Scientists invent new love potion that works without fail

Women seem to use a mixed strategy for forming couples

Women inclined to form solid marital relations love the smell of self-confident studs. In this case men should pay special attention to days suitable for conception. If the above factors are in place, any teenager with a pimply face can play a Casanova. As the ovulation time draws nearer, women of the above group get in the mood for a bit of infidelity, according to a team of researchers headed by Jan Havlicek at the Karlov University in Prague. The study shows that women during their menses love the smell of a domineering stud. In the meantime, they do not find it appealing at all once their menstruation is over. On the contrary, lonely women always disregarded the same smells.

Researchers came to a conclusion that women seem to use a “mixed strategy for forming couples.” They are attracted to domineering species due to purely biological reasons. However, they opt for more sensitive males when it comes to procreation and family experience. Sensitive men are thought to be good fathers. The findings of the study are published by Biology Letters of the British Royal Society.
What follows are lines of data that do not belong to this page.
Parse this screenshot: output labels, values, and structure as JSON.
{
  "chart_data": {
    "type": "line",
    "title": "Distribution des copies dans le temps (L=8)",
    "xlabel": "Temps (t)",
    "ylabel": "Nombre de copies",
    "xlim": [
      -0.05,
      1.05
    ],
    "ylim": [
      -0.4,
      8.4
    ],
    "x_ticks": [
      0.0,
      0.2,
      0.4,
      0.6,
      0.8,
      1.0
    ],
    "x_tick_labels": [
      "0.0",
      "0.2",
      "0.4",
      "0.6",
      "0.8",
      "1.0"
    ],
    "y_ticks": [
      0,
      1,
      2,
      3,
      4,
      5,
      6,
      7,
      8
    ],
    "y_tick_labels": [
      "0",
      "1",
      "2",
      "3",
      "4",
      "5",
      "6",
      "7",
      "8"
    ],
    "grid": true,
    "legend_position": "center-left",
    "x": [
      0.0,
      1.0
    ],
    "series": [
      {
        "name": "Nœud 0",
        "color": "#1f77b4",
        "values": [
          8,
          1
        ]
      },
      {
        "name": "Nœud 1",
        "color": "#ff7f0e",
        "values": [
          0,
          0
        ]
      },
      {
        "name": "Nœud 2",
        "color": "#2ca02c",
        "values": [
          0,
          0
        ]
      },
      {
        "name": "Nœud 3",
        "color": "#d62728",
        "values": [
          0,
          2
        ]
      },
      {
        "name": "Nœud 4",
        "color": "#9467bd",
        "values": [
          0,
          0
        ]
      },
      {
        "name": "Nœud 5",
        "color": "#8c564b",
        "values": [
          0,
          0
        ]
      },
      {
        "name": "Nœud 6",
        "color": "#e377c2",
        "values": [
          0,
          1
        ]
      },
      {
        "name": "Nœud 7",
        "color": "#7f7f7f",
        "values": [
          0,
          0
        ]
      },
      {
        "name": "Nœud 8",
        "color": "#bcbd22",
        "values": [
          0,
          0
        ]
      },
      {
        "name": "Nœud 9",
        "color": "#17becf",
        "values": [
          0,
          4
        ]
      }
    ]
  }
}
The experiment involved 48 male students from 19 to 27 years of age. Every student wore a short woolen cloak for seven days. The used garment was later evaluated by 65 female participants at a-7 point “sensitivity” scale. The students had to refrain from using alcohol, tobacco, spicy food, and perfume to keep their bodily odors intact. 

“My explanation is that the mind and the sense of smell interact as to the menstrual cycle and the choosing of a candidate to form a couple,” says Jan Havlicek.

Specialists claim women would rather get involved with self-confident and strong men. Women long for the machos with “excellent genetic material.”

“The study was carried out in Britain, though I really doubt that we would have arrived at the same conclusions if it had been conducted somewhere in Argentina or India,” says Jan Havlicek.